Linnet Davis-Stermitz

linnet@guptawessler.com
202.888.1741 | 2001 K Street, NW, Suite 850 North, Washington, DC 20006
Linnet Davis-Stermitz is an associate at Gupta Wessler LLP, where she focuses on cutting-edge public interest and plaintiffs’-side appellate litigation. She first joined Gupta Wessler as a Fellow in Appellate and Constitutional Litigation following her clerkships with Judge Michelle Friedland of the U.S. Court of Appeals for the Ninth Circuit and Judge Alison Nathan of the U.S. District Court for the Southern District of New York.
While at the firm, Linnet has represented clients before the U.S. Supreme Court and numerous federal and state appellate courts on a wide range of legal issues including consumer class actions, forced arbitration, fair housing, administrative law, environmental law, personal jurisdiction, preemption, Section 230 immunity, employee-benefits law, and standing.
Linnet recently argued and won a forced-arbitration appeal before the California Court of Appeal, persuading the court that a credit union could not form an arbitration agreement with its customers simply by posting a clause on its online banking portal. The credit union then unsuccessfully sought U.S. Supreme Court review.
In the U.S. Supreme Court, Linnet has been the primary drafter of both petition- and merits-stage briefing, including a successful brief in opposition on a personal jurisdiction question and merits-stage amicus briefs on questions involving forced arbitration and securities class actions.
Linnet has also drafted briefs on an array of difficult and novel legal questions in the federal circuits. She was the primary drafter of the firm’s briefing in a pending appeal in the Ninth Circuit on a nationwide issue of first impression concerning the interpretation of a consumer-protection statute. She was also a primary drafter of the firm’s briefs in a Ninth Circuit preemption appeal and a Fourth Circuit appeal concerning the enforceability of “infinite” arbitration clauses. And she helped draft the response brief in a Sixth Circuit appeal in which DuPont has asserted a novel civil-procedure objection to attempt to avoid liability for its decades-long pollution of drinking water in Ohio and West Virginia.
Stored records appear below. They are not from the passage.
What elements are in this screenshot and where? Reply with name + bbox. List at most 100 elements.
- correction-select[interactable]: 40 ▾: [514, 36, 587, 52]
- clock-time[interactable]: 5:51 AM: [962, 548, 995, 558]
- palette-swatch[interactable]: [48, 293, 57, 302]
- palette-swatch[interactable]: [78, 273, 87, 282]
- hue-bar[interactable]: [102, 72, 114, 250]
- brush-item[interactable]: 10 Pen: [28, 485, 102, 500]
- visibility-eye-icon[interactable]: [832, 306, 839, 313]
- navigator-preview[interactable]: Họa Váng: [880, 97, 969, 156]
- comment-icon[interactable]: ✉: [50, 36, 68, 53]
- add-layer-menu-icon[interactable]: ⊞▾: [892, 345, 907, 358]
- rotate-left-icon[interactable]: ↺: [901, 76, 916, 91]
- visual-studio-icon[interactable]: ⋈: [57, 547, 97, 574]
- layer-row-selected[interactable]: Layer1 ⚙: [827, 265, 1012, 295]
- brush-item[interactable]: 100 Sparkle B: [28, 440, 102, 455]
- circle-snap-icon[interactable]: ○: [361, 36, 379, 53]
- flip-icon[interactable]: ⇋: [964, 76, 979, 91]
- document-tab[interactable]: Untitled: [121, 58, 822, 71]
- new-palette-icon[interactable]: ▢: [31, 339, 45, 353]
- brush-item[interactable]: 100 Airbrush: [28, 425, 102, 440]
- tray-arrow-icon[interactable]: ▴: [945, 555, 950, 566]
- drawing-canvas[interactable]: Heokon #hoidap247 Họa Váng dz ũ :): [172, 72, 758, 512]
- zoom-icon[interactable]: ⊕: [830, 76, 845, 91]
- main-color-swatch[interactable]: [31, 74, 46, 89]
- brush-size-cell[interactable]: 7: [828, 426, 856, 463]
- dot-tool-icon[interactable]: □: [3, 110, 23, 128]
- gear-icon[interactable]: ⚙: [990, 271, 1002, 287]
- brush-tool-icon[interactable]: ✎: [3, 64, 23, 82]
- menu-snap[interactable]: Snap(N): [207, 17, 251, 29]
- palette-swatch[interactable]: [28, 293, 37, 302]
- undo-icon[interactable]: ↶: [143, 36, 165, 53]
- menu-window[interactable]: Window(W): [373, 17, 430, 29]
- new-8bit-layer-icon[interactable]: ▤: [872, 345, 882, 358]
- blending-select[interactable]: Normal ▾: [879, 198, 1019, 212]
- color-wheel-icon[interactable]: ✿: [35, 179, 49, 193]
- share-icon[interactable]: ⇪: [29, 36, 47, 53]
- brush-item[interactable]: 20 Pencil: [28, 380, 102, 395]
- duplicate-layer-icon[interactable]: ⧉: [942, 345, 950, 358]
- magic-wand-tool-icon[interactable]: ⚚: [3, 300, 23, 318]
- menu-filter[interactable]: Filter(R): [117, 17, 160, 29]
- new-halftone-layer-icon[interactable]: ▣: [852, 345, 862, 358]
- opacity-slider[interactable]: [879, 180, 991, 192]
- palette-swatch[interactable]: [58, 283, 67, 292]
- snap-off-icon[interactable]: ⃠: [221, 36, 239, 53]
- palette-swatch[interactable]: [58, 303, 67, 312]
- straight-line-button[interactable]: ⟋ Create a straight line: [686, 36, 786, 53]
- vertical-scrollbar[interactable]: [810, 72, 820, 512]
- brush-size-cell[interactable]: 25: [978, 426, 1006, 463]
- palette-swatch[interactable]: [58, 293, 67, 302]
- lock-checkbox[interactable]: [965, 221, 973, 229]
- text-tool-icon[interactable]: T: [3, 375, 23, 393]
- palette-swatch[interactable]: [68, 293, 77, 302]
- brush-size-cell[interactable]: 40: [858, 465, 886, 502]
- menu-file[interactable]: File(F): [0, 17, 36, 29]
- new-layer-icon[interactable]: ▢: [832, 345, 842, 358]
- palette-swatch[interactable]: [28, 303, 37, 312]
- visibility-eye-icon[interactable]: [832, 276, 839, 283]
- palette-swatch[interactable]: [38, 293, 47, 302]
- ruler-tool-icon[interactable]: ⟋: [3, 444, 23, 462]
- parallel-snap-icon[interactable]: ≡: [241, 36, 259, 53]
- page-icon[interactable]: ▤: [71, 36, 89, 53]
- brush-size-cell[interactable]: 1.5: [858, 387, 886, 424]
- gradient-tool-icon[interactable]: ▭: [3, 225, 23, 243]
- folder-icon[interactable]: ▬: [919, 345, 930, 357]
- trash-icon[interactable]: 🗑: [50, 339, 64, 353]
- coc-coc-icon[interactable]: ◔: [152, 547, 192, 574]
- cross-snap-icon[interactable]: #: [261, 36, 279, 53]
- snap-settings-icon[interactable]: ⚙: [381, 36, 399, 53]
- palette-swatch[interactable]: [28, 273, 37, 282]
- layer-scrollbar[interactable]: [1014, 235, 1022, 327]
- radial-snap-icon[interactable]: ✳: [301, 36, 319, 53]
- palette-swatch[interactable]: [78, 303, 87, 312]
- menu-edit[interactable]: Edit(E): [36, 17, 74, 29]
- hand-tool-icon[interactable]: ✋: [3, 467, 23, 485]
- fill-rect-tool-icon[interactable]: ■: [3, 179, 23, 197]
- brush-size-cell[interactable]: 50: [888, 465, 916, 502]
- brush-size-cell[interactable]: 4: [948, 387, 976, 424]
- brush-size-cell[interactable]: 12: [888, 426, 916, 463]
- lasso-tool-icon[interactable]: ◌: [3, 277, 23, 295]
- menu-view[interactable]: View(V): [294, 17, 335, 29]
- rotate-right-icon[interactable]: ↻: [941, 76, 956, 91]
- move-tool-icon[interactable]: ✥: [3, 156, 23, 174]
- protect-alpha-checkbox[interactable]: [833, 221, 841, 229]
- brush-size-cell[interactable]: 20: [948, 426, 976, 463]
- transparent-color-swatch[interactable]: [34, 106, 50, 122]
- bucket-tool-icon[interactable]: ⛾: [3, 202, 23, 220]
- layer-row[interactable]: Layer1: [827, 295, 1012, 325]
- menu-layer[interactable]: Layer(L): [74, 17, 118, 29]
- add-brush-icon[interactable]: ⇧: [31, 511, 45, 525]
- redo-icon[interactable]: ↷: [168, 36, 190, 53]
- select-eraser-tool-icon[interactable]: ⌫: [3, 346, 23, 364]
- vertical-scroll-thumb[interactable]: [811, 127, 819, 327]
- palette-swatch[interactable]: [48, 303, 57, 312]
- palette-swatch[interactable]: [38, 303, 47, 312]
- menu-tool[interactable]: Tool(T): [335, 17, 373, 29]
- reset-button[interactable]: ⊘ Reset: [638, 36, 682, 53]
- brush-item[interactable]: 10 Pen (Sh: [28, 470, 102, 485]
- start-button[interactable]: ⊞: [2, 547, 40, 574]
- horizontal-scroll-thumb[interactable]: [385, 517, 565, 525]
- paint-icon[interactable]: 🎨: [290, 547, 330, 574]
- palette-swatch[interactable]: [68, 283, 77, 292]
In addition, Linnet has represented plaintiffs and public-interest organizations in novel ground-up litigation, including a successful, first-of-its-kind administrative-law challenge to a midnight regulation promulgated by the outgoing EPA administrator to restrict the EPA’s use of science in its rulemaking. And Linnet has worked on the firm’s digital discrimination cases, including the firm’s representation of a fair-housing plaintiff in district-court litigation and in the first federal appeal to consider whether digital discrimination can inflict an Article III injury-in-fact.
Linnet regularly speaks at conferences on topics related to her practice, including mass arbitration and recent developments in the U.S. Supreme Court.
Linnet has a longstanding interest in housing, economic justice, and civil rights issues. After graduating with Highest Honors from Swarthmore College, she spent two years as a paralegal at Relman & Colfax PLLC, where she helped litigate fair housing, fair lending, and disability rights cases, including conducting interviews for what would become the first federal jury verdict holding a bank accountable for reverse-redlining practices. Linnet pursued these interests to the University of Chicago Law School, where she was a Rubenstein Scholar, a Comments Editor for the University of Chicago Law Review, and the head of a student group devoted to Chicago land-use issues. She also worked at a variety of public interest organizations, including Legal Aid Chicago’s Housing Practice Group and the Federal Criminal Justice Clinic, where she managed a first-of-its-kind six-judge evidentiary hearing in the clinic’s pathbreaking selective enforcement litigation and presented sentencing oral argument on behalf of a clinic client.
Before law school, Linnet spent a year traveling, during which she spent a month living in Tokyo, hiked from hut to hut in New Zealand and Italy, rode overnight trains in Vietnam and South Africa, and visited as many art museums as she could.